Çarşı'nın darbe planı (!)
Demokratik sistemimizin temel taşlarını oynatan Taksim ve Gezi olaylarından sonra yıllar geçti,
geçiyor, hükümet hala bu olayların rövanşını almak niyetinde.
Bu niyetinden bir milim de sapmıyor.
Çünkü parelel yapı ile Gezi olayları arasında “parelellik” kurma takıntısını henüz aşabilmiş değil.
Peki ama bir ülkenin adalet sistemi, demokrasilerde ne işe yarar?
En basitinden hükumetlerin keyfi tutum ve davranışları, hatalı eylemleri, yanlış kararları, kasti
tutumları ve “havai niyetleri” varsa, bunları hayata geçirmek istiyorsa tüm bu hataların önünü
keser, kanunları uygular ve haksız suçlananların yanında yer alır.

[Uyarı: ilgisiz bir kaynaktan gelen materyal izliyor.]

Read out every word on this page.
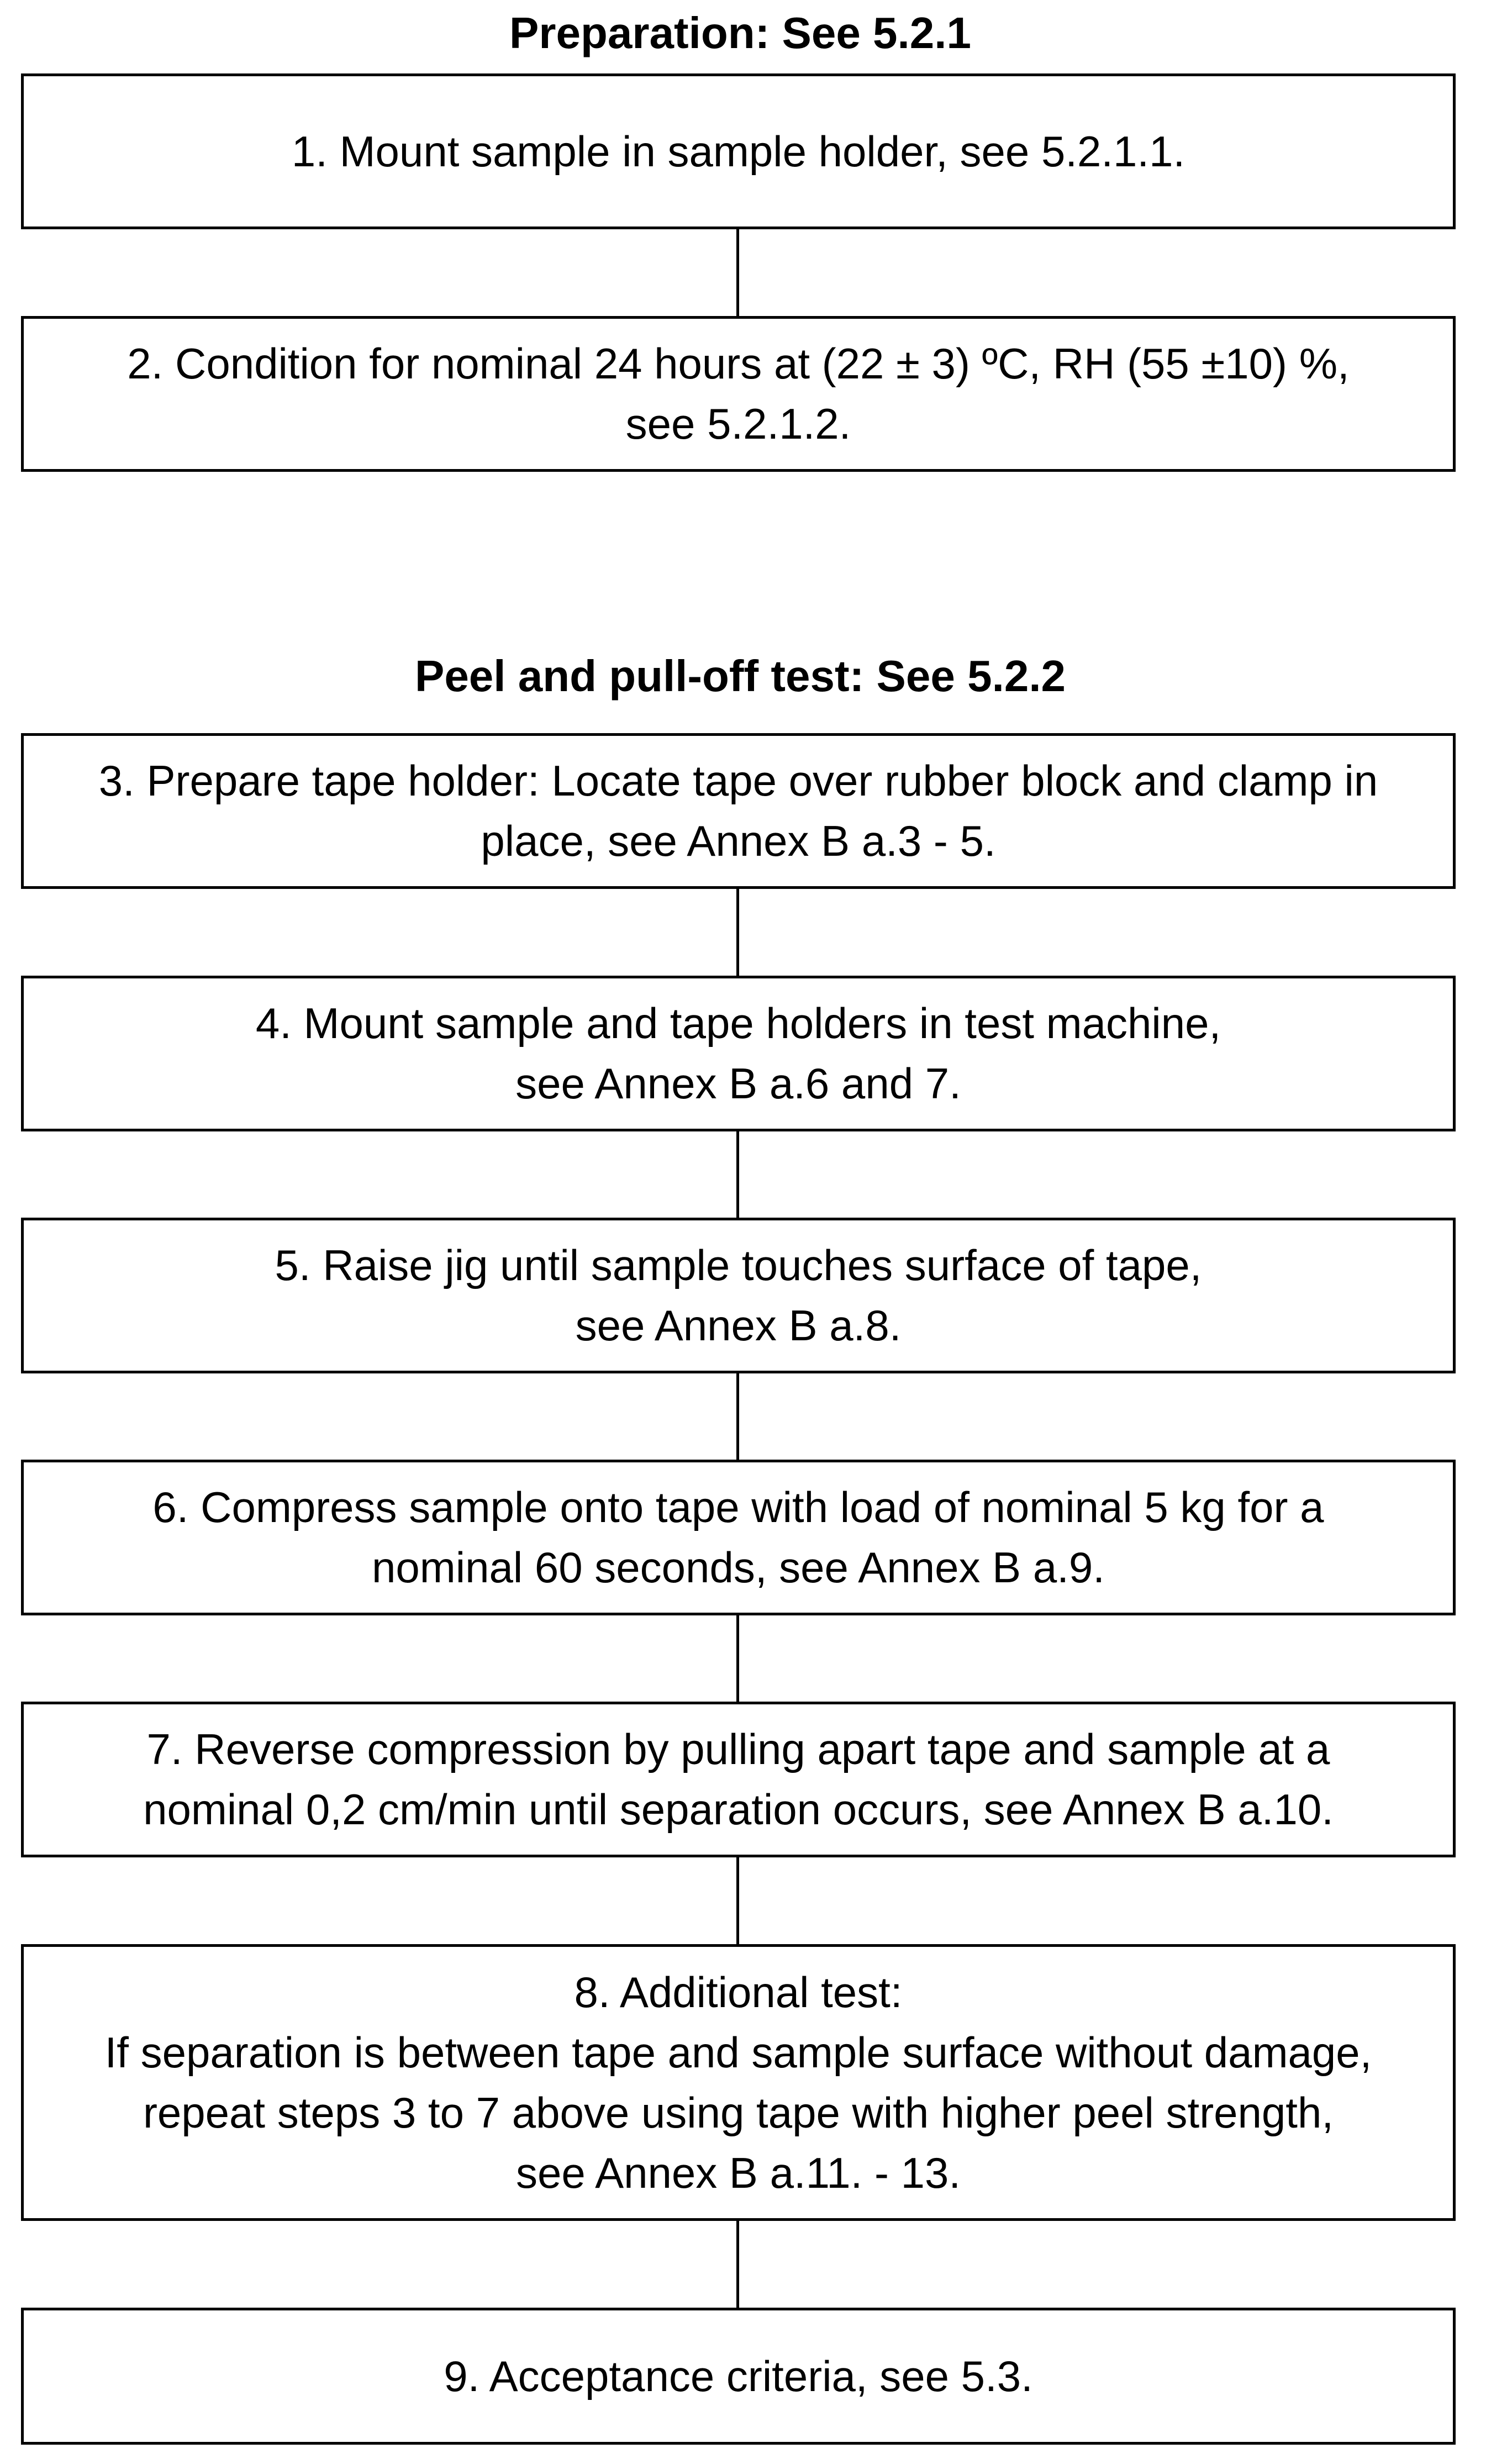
Preparation: See 5.2.1
1. Mount sample in sample holder, see 5.2.1.1.
2. Condition for nominal 24 hours at (22 ± 3) ºC, RH (55 ±10) %,
see 5.2.1.2.
Peel and pull-off test: See 5.2.2
3. Prepare tape holder: Locate tape over rubber block and clamp in
place, see Annex B a.3 - 5.
4. Mount sample and tape holders in test machine,
see Annex B a.6 and 7.
5. Raise jig until sample touches surface of tape,
see Annex B a.8.
6. Compress sample onto tape with load of nominal 5 kg for a
nominal 60 seconds, see Annex B a.9.
7. Reverse compression by pulling apart tape and sample at a
nominal 0,2 cm/min until separation occurs, see Annex B a.10.
8. Additional test:
If separation is between tape and sample surface without damage,
repeat steps 3 to 7 above using tape with higher peel strength,
see Annex B a.11. - 13.
9. Acceptance criteria, see 5.3.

Yani hak ve hukuksuzlukların önüne geçer.
Yani hukukun üstünlüğünü savunur ve gereklerini yapar.
Şimdi bakıyoruz ki, yargımızın iddia yani savcılık tarafı, Gezi olaylarında adını sıkca duyduğumuz
Beşiktaş Spor Kulübünün taraftarlarını bünyesinde barındıran Çarşı Grubu liderleri hakkında
iddianame hazırlamış.
Güya bu taraftarlardan 35'i, hükümeti ortadan kaldırmaya teşebbüs etmişler.
İddia bu.
Bir çok iddia sıralanmış ama en ağır suçlama bu.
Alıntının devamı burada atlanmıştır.